Dimensionality Reduction

ChemPlot uses different machine learning techniques to reduce the number of dimensions, or features, of each molecule to only two in order to then create 2D graphs. These algorithms are: PCA 1, t-SNE 2 and UMAP 3.

For the following examples we will use two molecular datasets, already mentioned in the previous section: the BBBP (blood-brain barrier penetration) dataset 4 and the BACE (β-secretase inhibitors) dataset 5.

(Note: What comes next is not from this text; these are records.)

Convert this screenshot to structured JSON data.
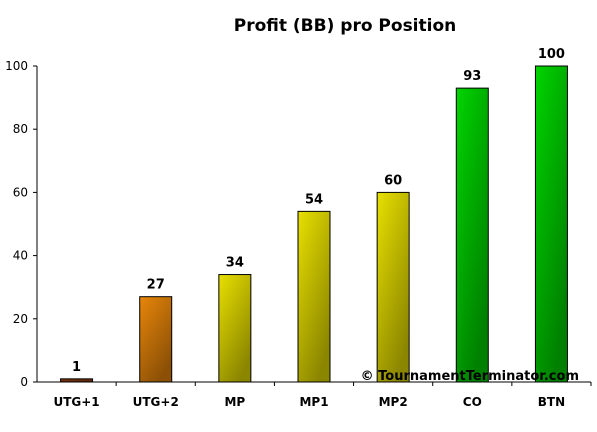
{
  "chart_data": {
    "type": "bar",
    "title": "Profit (BB) pro Position",
    "categories": [
      "UTG+1",
      "UTG+2",
      "MP",
      "MP1",
      "MP2",
      "CO",
      "BTN"
    ],
    "values": [
      1,
      27,
      34,
      54,
      60,
      93,
      100
    ],
    "data_labels": [
      "1",
      "27",
      "34",
      "54",
      "60",
      "93",
      "100"
    ],
    "bar_colors": [
      "#8a3a10",
      "#e8860a",
      "#e8e000",
      "#e8e000",
      "#e8e000",
      "#00d400",
      "#00d400"
    ],
    "ylim": [
      0,
      100
    ],
    "yticks": [
      0,
      20,
      40,
      60,
      80,
      100
    ],
    "xlabel": "",
    "ylabel": "",
    "grid": false,
    "legend": "none"
  },
  "watermark": "© TournamentTerminator.com"
}
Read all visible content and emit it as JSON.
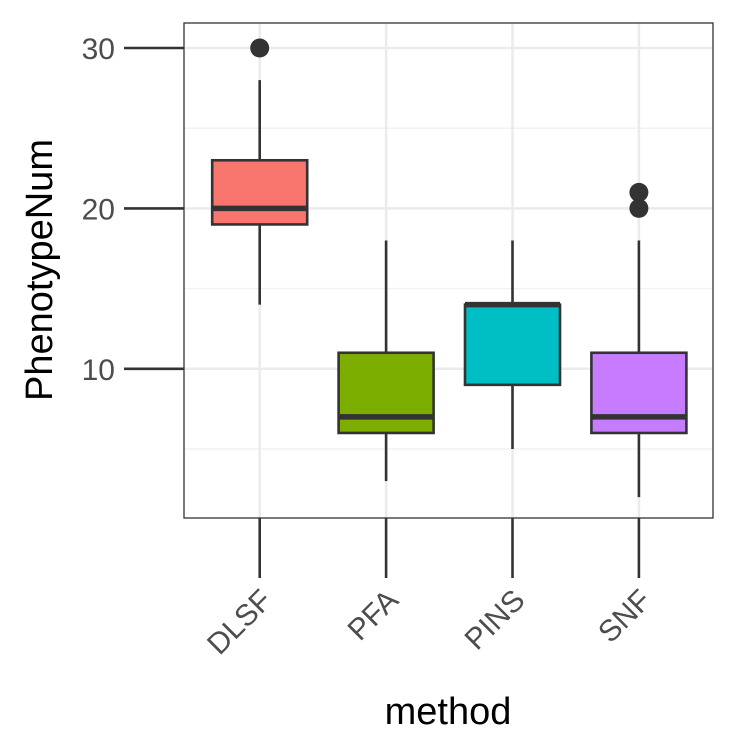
{
  "chart_data": {
    "type": "boxplot",
    "title": "",
    "xlabel": "method",
    "ylabel": "PhenotypeNum",
    "ylim": [
      0,
      31.5
    ],
    "yticks": [
      10,
      20,
      30
    ],
    "grid": true,
    "legend": "none",
    "categories": [
      "DLSF",
      "PFA",
      "PINS",
      "SNF"
    ],
    "boxes": [
      {
        "category": "DLSF",
        "min": 14,
        "q1": 19,
        "median": 20,
        "q3": 23,
        "max": 28,
        "outliers": [
          30
        ],
        "color": "#F8766D"
      },
      {
        "category": "PFA",
        "min": 3,
        "q1": 6,
        "median": 7,
        "q3": 11,
        "max": 18,
        "outliers": [],
        "color": "#7CAE00"
      },
      {
        "category": "PINS",
        "min": 5,
        "q1": 9,
        "median": 14,
        "q3": 14,
        "max": 18,
        "outliers": [],
        "color": "#00BFC4"
      },
      {
        "category": "SNF",
        "min": 2,
        "q1": 6,
        "median": 7,
        "q3": 11,
        "max": 18,
        "outliers": [
          20,
          21
        ],
        "color": "#C77CFF"
      }
    ]
  }
}
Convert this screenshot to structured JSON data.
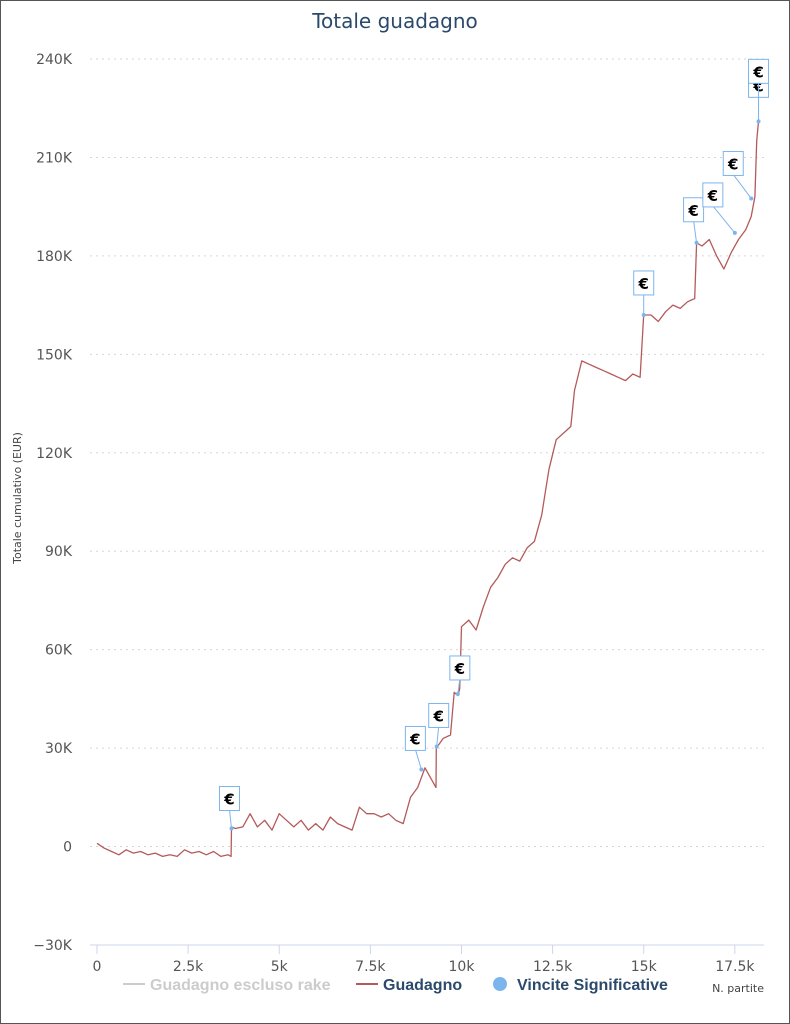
{
  "chart_data": {
    "type": "line",
    "title": "Totale guadagno",
    "ylabel": "Totale cumulativo (EUR)",
    "xlabel": "N. partite",
    "xlim": [
      0,
      18300
    ],
    "ylim": [
      -30000,
      240000
    ],
    "y_ticks": [
      {
        "value": 240000,
        "label": "240K"
      },
      {
        "value": 210000,
        "label": "210K"
      },
      {
        "value": 180000,
        "label": "180K"
      },
      {
        "value": 150000,
        "label": "150K"
      },
      {
        "value": 120000,
        "label": "120K"
      },
      {
        "value": 90000,
        "label": "90K"
      },
      {
        "value": 60000,
        "label": "60K"
      },
      {
        "value": 30000,
        "label": "30K"
      },
      {
        "value": 0,
        "label": "0"
      },
      {
        "value": -30000,
        "label": "−30K"
      }
    ],
    "x_ticks": [
      {
        "value": 0,
        "label": "0"
      },
      {
        "value": 2500,
        "label": "2.5k"
      },
      {
        "value": 5000,
        "label": "5k"
      },
      {
        "value": 7500,
        "label": "7.5k"
      },
      {
        "value": 10000,
        "label": "10k"
      },
      {
        "value": 12500,
        "label": "12.5k"
      },
      {
        "value": 15000,
        "label": "15k"
      },
      {
        "value": 17500,
        "label": "17.5k"
      }
    ],
    "grid": true,
    "legend_position": "bottom",
    "series": [
      {
        "name": "Guadagno escluso rake",
        "color": "#cccccc",
        "hidden": true,
        "x": [],
        "y": []
      },
      {
        "name": "Guadagno",
        "color": "#b55a5a",
        "x": [
          0,
          200,
          400,
          600,
          800,
          1000,
          1200,
          1400,
          1600,
          1800,
          2000,
          2200,
          2400,
          2600,
          2800,
          3000,
          3200,
          3400,
          3600,
          3680,
          3690,
          3800,
          4000,
          4200,
          4400,
          4600,
          4800,
          5000,
          5200,
          5400,
          5600,
          5800,
          6000,
          6200,
          6400,
          6600,
          6800,
          7000,
          7200,
          7400,
          7600,
          7800,
          8000,
          8200,
          8400,
          8600,
          8800,
          9000,
          9200,
          9300,
          9310,
          9500,
          9700,
          9800,
          9900,
          9950,
          10000,
          10200,
          10400,
          10600,
          10800,
          11000,
          11200,
          11400,
          11600,
          11800,
          12000,
          12200,
          12300,
          12400,
          12600,
          12800,
          13000,
          13100,
          13300,
          13500,
          13700,
          13900,
          14100,
          14300,
          14500,
          14700,
          14900,
          15000,
          15200,
          15400,
          15600,
          15800,
          16000,
          16200,
          16400,
          16450,
          16600,
          16800,
          17000,
          17200,
          17400,
          17600,
          17800,
          17950,
          18050,
          18100,
          18150
        ],
        "y": [
          1000,
          -500,
          -1500,
          -2500,
          -1000,
          -2000,
          -1500,
          -2500,
          -2000,
          -3000,
          -2500,
          -3000,
          -1000,
          -2000,
          -1500,
          -2500,
          -1500,
          -3000,
          -2500,
          -3000,
          6000,
          5500,
          6000,
          10000,
          6000,
          8000,
          5000,
          10000,
          8000,
          6000,
          8000,
          5000,
          7000,
          5000,
          9000,
          7000,
          6000,
          5000,
          12000,
          10000,
          10000,
          9000,
          10000,
          8000,
          7000,
          15000,
          18000,
          24000,
          20000,
          18000,
          30000,
          33000,
          34000,
          47000,
          46000,
          48000,
          67000,
          69000,
          66000,
          73000,
          79000,
          82000,
          86000,
          88000,
          87000,
          91000,
          93000,
          101000,
          108000,
          115000,
          124000,
          126000,
          128000,
          139000,
          148000,
          147000,
          146000,
          145000,
          144000,
          143000,
          142000,
          144000,
          143000,
          162000,
          162000,
          160000,
          163000,
          165000,
          164000,
          166000,
          167000,
          184000,
          183000,
          185000,
          180000,
          176000,
          181000,
          185000,
          188000,
          192000,
          198000,
          215000,
          221000
        ]
      },
      {
        "name": "Vincite Significative",
        "color": "#7cb5ec",
        "x": [
          3690,
          8900,
          9320,
          9900,
          15000,
          16450,
          17500,
          17950,
          18150
        ],
        "y": [
          5500,
          23500,
          30500,
          46500,
          162000,
          184000,
          187000,
          197500,
          221000
        ]
      }
    ],
    "flags": [
      {
        "x": 3690,
        "y": 5500,
        "label": "€"
      },
      {
        "x": 8900,
        "y": 23500,
        "label": "€"
      },
      {
        "x": 9320,
        "y": 30500,
        "label": "€"
      },
      {
        "x": 9900,
        "y": 46500,
        "label": "€"
      },
      {
        "x": 15000,
        "y": 162000,
        "label": "€"
      },
      {
        "x": 16450,
        "y": 184000,
        "label": "€"
      },
      {
        "x": 17500,
        "y": 187000,
        "label": "€"
      },
      {
        "x": 17950,
        "y": 197500,
        "label": "€"
      },
      {
        "x": 18150,
        "y": 221000,
        "label": "€"
      },
      {
        "x": 18150,
        "y": 221000,
        "label": "€"
      }
    ]
  }
}
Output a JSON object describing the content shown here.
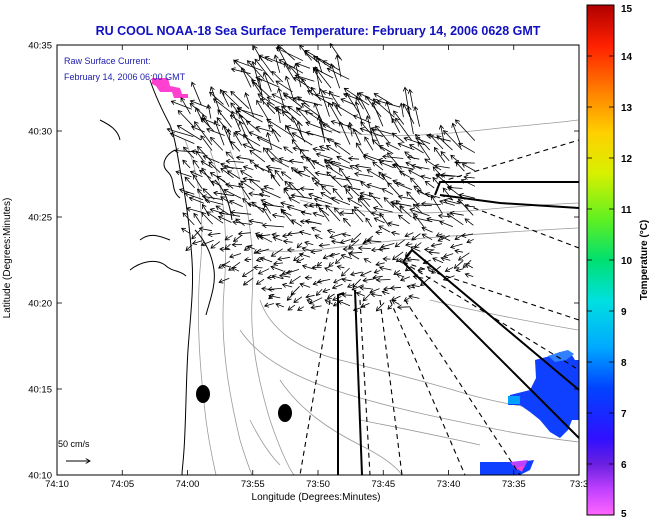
{
  "title": "RU COOL  NOAA-18  Sea Surface Temperature:  February 14, 2006 0628 GMT",
  "caption": {
    "line1": "Raw Surface Current:",
    "line2": "February 14, 2006 06:00 GMT"
  },
  "axes": {
    "xlabel": "Longitude (Degrees:Minutes)",
    "ylabel": "Latitude (Degrees:Minutes)",
    "xticks": [
      "74:10",
      "74:05",
      "74:00",
      "73:55",
      "73:50",
      "73:45",
      "73:40",
      "73:35",
      "73:3"
    ],
    "yticks": [
      "40:35",
      "40:30",
      "40:25",
      "40:20",
      "40:15",
      "40:10"
    ]
  },
  "scale_label": "50 cm/s",
  "colorbar": {
    "label": "Temperature (°C)",
    "ticks": [
      "15",
      "14",
      "13",
      "12",
      "11",
      "10",
      "9",
      "8",
      "7",
      "6",
      "5"
    ],
    "min": 5,
    "max": 15
  },
  "colors": {
    "title_blue": "#1010c0",
    "caption_blue": "#2020b0",
    "land": "#ffffff",
    "contour": "#9a9a9a",
    "shore": "#000000"
  }
}
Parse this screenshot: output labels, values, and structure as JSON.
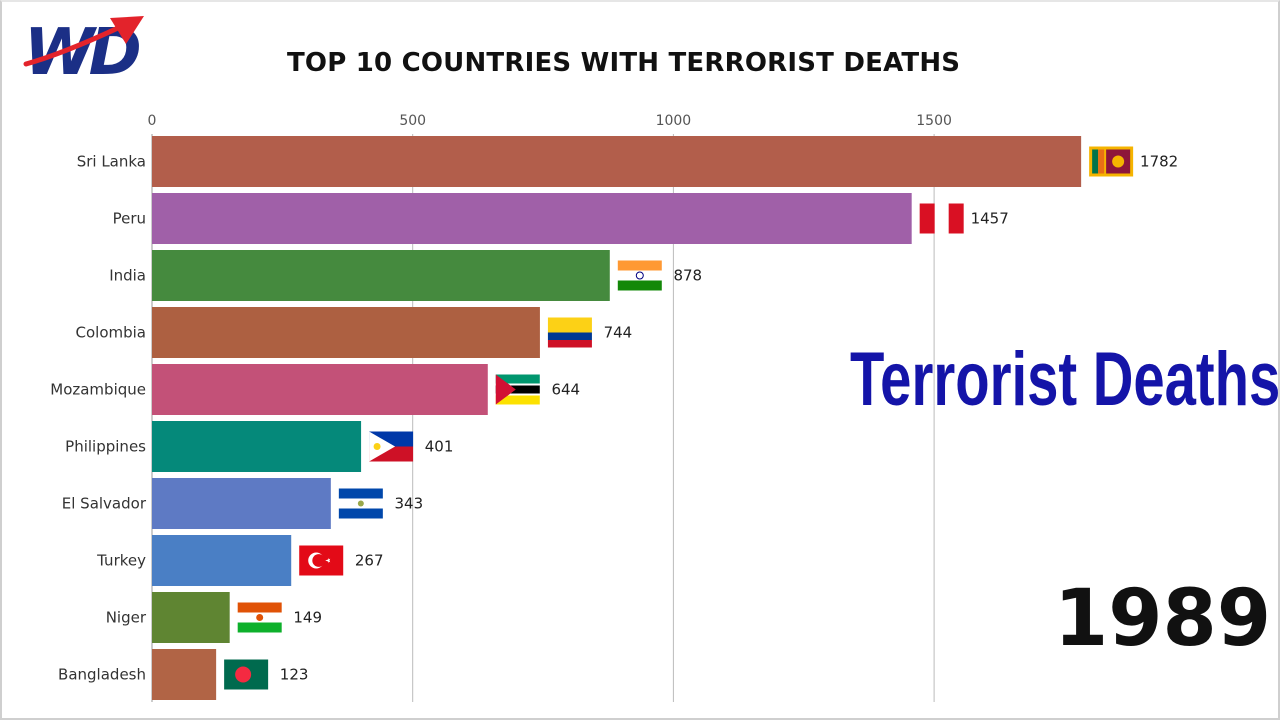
{
  "logo": {
    "text": "WD",
    "icon": "wd-logo-arrow-icon",
    "colors": {
      "letters": "#1b2f86",
      "arrow": "#e3232b"
    }
  },
  "overlay_title": "Terrorist Deaths",
  "year": "1989",
  "colors": {
    "overlay_title": "#1414a8",
    "title": "#111111",
    "gridline": "#bbbbbb"
  },
  "chart_data": {
    "type": "bar",
    "orientation": "horizontal",
    "title": "TOP 10 COUNTRIES WITH TERRORIST DEATHS",
    "xlabel": "",
    "ylabel": "",
    "xlim": [
      0,
      1800
    ],
    "xticks": [
      0,
      500,
      1000,
      1500
    ],
    "grid": "vertical",
    "categories": [
      "Sri Lanka",
      "Peru",
      "India",
      "Colombia",
      "Mozambique",
      "Philippines",
      "El Salvador",
      "Turkey",
      "Niger",
      "Bangladesh"
    ],
    "values": [
      1782,
      1457,
      878,
      744,
      644,
      401,
      343,
      267,
      149,
      123
    ],
    "bar_colors": [
      "#b25e4b",
      "#a060a8",
      "#458a3e",
      "#ad6041",
      "#c35178",
      "#05897a",
      "#5e7ac4",
      "#4a7fc5",
      "#5f8532",
      "#b16445"
    ],
    "flags": [
      "sri-lanka-flag-icon",
      "peru-flag-icon",
      "india-flag-icon",
      "colombia-flag-icon",
      "mozambique-flag-icon",
      "philippines-flag-icon",
      "el-salvador-flag-icon",
      "turkey-flag-icon",
      "niger-flag-icon",
      "bangladesh-flag-icon"
    ]
  }
}
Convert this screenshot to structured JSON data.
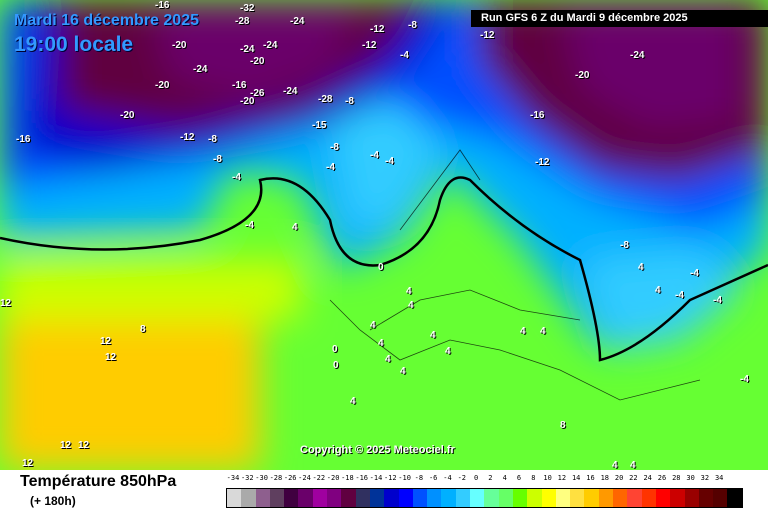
{
  "header": {
    "date": "Mardi 16 décembre 2025",
    "time": "19:00 locale",
    "run": "Run GFS 6 Z du Mardi 9 décembre 2025"
  },
  "copyright": "Copyright © 2025 Meteociel.fr",
  "footer": {
    "title": "Température 850hPa",
    "subtitle": "(+ 180h)"
  },
  "legend": {
    "ticks": [
      "-34",
      "-32",
      "-30",
      "-28",
      "-26",
      "-24",
      "-22",
      "-20",
      "-18",
      "-16",
      "-14",
      "-12",
      "-10",
      "-8",
      "-6",
      "-4",
      "-2",
      "0",
      "2",
      "4",
      "6",
      "8",
      "10",
      "12",
      "14",
      "16",
      "18",
      "20",
      "22",
      "24",
      "26",
      "28",
      "30",
      "32",
      "34"
    ],
    "colors": [
      "#d9d9d9",
      "#aaaaaa",
      "#8e5f8e",
      "#5f3f5f",
      "#400040",
      "#6a006a",
      "#a000a0",
      "#800080",
      "#600040",
      "#303060",
      "#003399",
      "#0000cc",
      "#0000ff",
      "#0050ff",
      "#0090ff",
      "#00b0ff",
      "#33ccff",
      "#66ffff",
      "#66ff99",
      "#66ff66",
      "#66ff00",
      "#ccff00",
      "#ffff00",
      "#ffff80",
      "#ffe040",
      "#ffcc00",
      "#ff9900",
      "#ff6600",
      "#ff4433",
      "#ff3300",
      "#ff0000",
      "#cc0000",
      "#990000",
      "#660000",
      "#550000",
      "#000000"
    ]
  },
  "isotherm_labels": [
    "-16",
    "-28",
    "-32",
    "-24",
    "-20",
    "-24",
    "-24",
    "-20",
    "-12",
    "-8",
    "-12",
    "-24",
    "-20",
    "-16",
    "-20",
    "-26",
    "-24",
    "-28",
    "-8",
    "-20",
    "-12",
    "-16",
    "-12",
    "-8",
    "-8",
    "-15",
    "-8",
    "-4",
    "-4",
    "-4",
    "-4",
    "-12",
    "-16",
    "-20",
    "-24",
    "-8",
    "-4",
    "-4",
    "4",
    "4",
    "4",
    "0",
    "0",
    "4",
    "4",
    "8",
    "12",
    "12",
    "12",
    "12",
    "12",
    "12",
    "4",
    "4",
    "4",
    "0",
    "4",
    "4",
    "4",
    "4",
    "8",
    "4",
    "4",
    "4",
    "4",
    "-4",
    "-4",
    "-4",
    "-4",
    "4",
    "4"
  ]
}
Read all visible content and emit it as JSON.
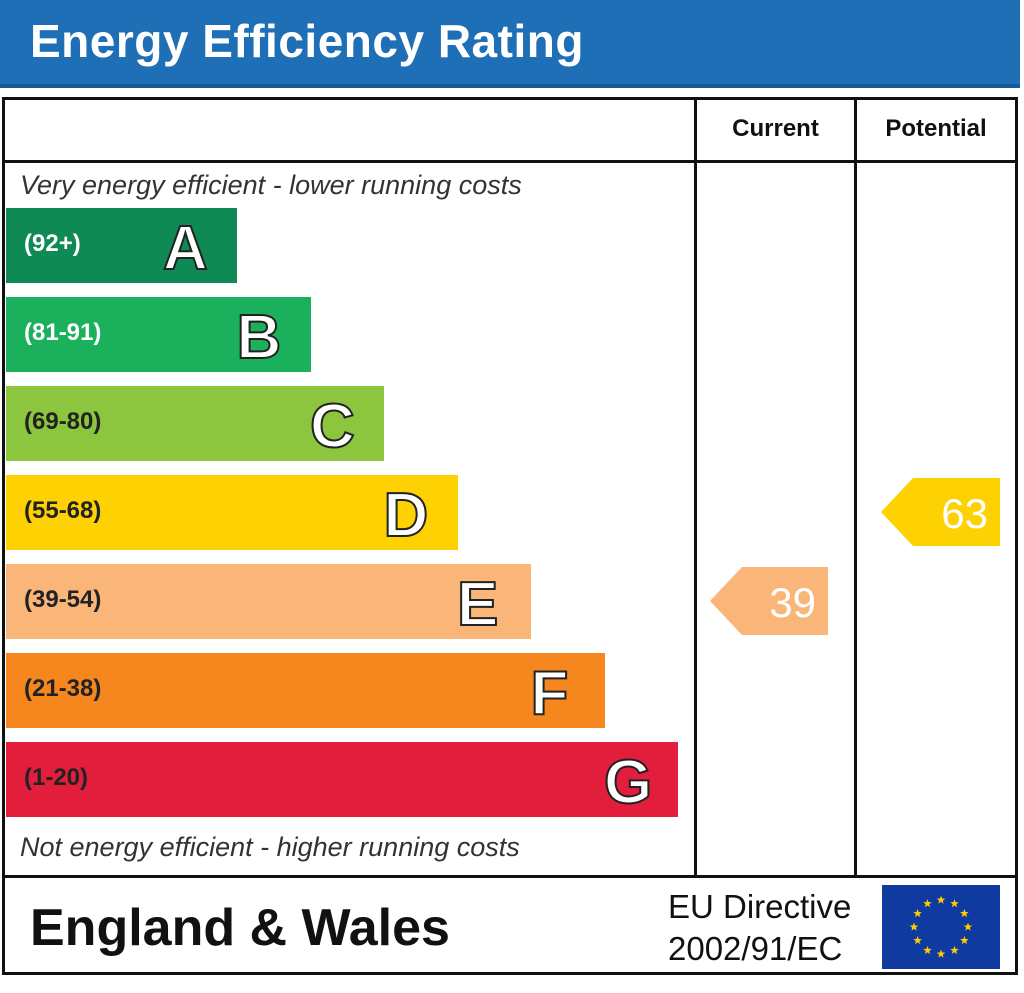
{
  "title": "Energy Efficiency Rating",
  "colors": {
    "title_bar": "#1f6fb7",
    "eu_flag": "#0f3aa0",
    "star": "#ffcc00"
  },
  "columns": {
    "current": "Current",
    "potential": "Potential"
  },
  "notes": {
    "top": "Very energy efficient - lower running costs",
    "bottom": "Not energy efficient - higher running costs"
  },
  "chart_data": {
    "type": "bar",
    "categories": [
      "A",
      "B",
      "C",
      "D",
      "E",
      "F",
      "G"
    ],
    "bands": [
      {
        "letter": "A",
        "range": "(92+)",
        "color": "#0f8a55",
        "range_color": "#ffffff",
        "min": 92,
        "max": 100
      },
      {
        "letter": "B",
        "range": "(81-91)",
        "color": "#1bb05c",
        "range_color": "#ffffff",
        "min": 81,
        "max": 91
      },
      {
        "letter": "C",
        "range": "(69-80)",
        "color": "#8cc63e",
        "range_color": "#222222",
        "min": 69,
        "max": 80
      },
      {
        "letter": "D",
        "range": "(55-68)",
        "color": "#fdd102",
        "range_color": "#222222",
        "min": 55,
        "max": 68
      },
      {
        "letter": "E",
        "range": "(39-54)",
        "color": "#f9b678",
        "range_color": "#222222",
        "min": 39,
        "max": 54
      },
      {
        "letter": "F",
        "range": "(21-38)",
        "color": "#f6871f",
        "range_color": "#222222",
        "min": 21,
        "max": 38
      },
      {
        "letter": "G",
        "range": "(1-20)",
        "color": "#e31d3c",
        "range_color": "#222222",
        "min": 1,
        "max": 20
      }
    ],
    "current": {
      "value": 39,
      "band": "E",
      "color": "#f9b678"
    },
    "potential": {
      "value": 63,
      "band": "D",
      "color": "#fdd102"
    }
  },
  "footer": {
    "region": "England & Wales",
    "directive_line1": "EU Directive",
    "directive_line2": "2002/91/EC"
  }
}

from chemplot import Plotter, load_data

data_BBBP = load_data("BBBP")
data_BACE = load_data("BACE")
cp_BBBP = Plotter.from_smiles(data_BBBP["smiles"], target=data_BBBP["target"], target_type="C")
cp_BACE = Plotter.from_smiles(data_BACE["smiles"], target=data_BACE["target"], target_type="R")

PCA

ChemPlot uses PCA from the scikit-learn package to compute the two principal components of the molecular dataset. PCA allows for time efficient results and for a visualization which gives a global view of the data.

cp_BBBP.pca()
cp_BBBP.visualize_plot()
../_images/gs_pca.png
cp_BACE.pca()
cp_BACE.visualize_plot()
../_images/bace_pca.png

t-SNE

ChemPlot uses t-SNE from the scikit-learn package to reduce to only 2 the number of features of the molecular dataset. t-SNE looks at local neighbourhoods of molecules when it is reducing their dimensions. In this way the local structure of the dataset is better preserved, while the global structure is mostly lost when plotting the results in a 2D graph. However because of the locality preservation that t-SNE offers it is possible to visualize well-defined clusters of similar molecules that exhibit similar properties.

cp_BBBP.tsne()
cp_BBBP.visualize_plot()
../_images/gs_tsne.png
cp_BACE.tsne()
cp_BACE.visualize_plot()
../_images/bace_tsne.png

Two important parameters of the tsne() method are perplexity and pca. The former is a positive integer parameter which defines the size of the neighbourhoods the algorithm will look for when analyzing the dataset. The higher the value of perplexity the wider the analyzed neighbourhoods. The recommended values for perplexity range from 5 to 50. The pca parameter is a Boolean value which indicates if the data has to be preprocessed with PCA. Its value is taken into account when plotting according to structural similarities when each molecule is encoded with a long number of features. Since t-SNE is computationally expensive, preprocessing the data can save substantial amounts of time when generating plots, at the cost of losing some of the molecular structural information.

UMAP

ChemPlot uses UMAP from the umap-learn package to reduce to only 2 the number of features of the molecular dataset. As t-SNE, UMAP looks at local neighbourhoods of molecules when it is reducing their dimensions. While this also results in 2D clusters of locally similar molecules, compared to t-SNE, UMAP retains more of the global structure of the dataset. Compared to t-SNE, furthermore, UMAP is much more computationally efficient and faster.

cp_BBBP.umap()
cp_BBBP.visualize_plot()
../_images/gs_umap.png
cp_BACE.umap()
cp_BACE.visualize_plot()
../_images/bace_umap.png

Two important parameters of the umap() method are n_neighbors, min_dist and pca. The former is a positive integer parameter which constrains the size of the local neighbourhood the algorithm will look for when analyzing the dataset. Low values of n_neighbors will make ChemPlot visualize very local structures. The min_dist parameter is a value which ranges from 0.0 to 0.99. It provides the minimum distance apart that points are allowed to be in the 2D graph. The pca parameter is a Boolean value which indicates if the data has to be preprocessed with PCA.


References:

1

Wold, S., Esbensen, K., Geladi, P. (1987). Principal component analysis. Chemometrics and intelligent laboratory systems. 2(1-3). 37-52.

2

van der Maaten, Laurens, Hinton, Geoffrey. (2008). Viualizingdata using t-SNE. Journal of Machine Learning Research. 9. 2579-2605.

3

McInnes, L., Healy, J., Melville, J. (2018). Umap: Uniform manifold approximation and projection for dimension reduction. arXivpreprint arXiv:1802.03426.

4

Martins, Ines Filipa, et al. (2012). A Bayesian approach to in silico blood-brain barrier penetration modeling. Journal of chemical information and modeling 52.6, 1686-1697

5

Subramanian, Govindan, et al. (2016). Computational modeling of β-secretase 1 (BACE-1) inhibitors using ligand based approaches. Journal of chemical information and modeling 56.10, 1936-1949.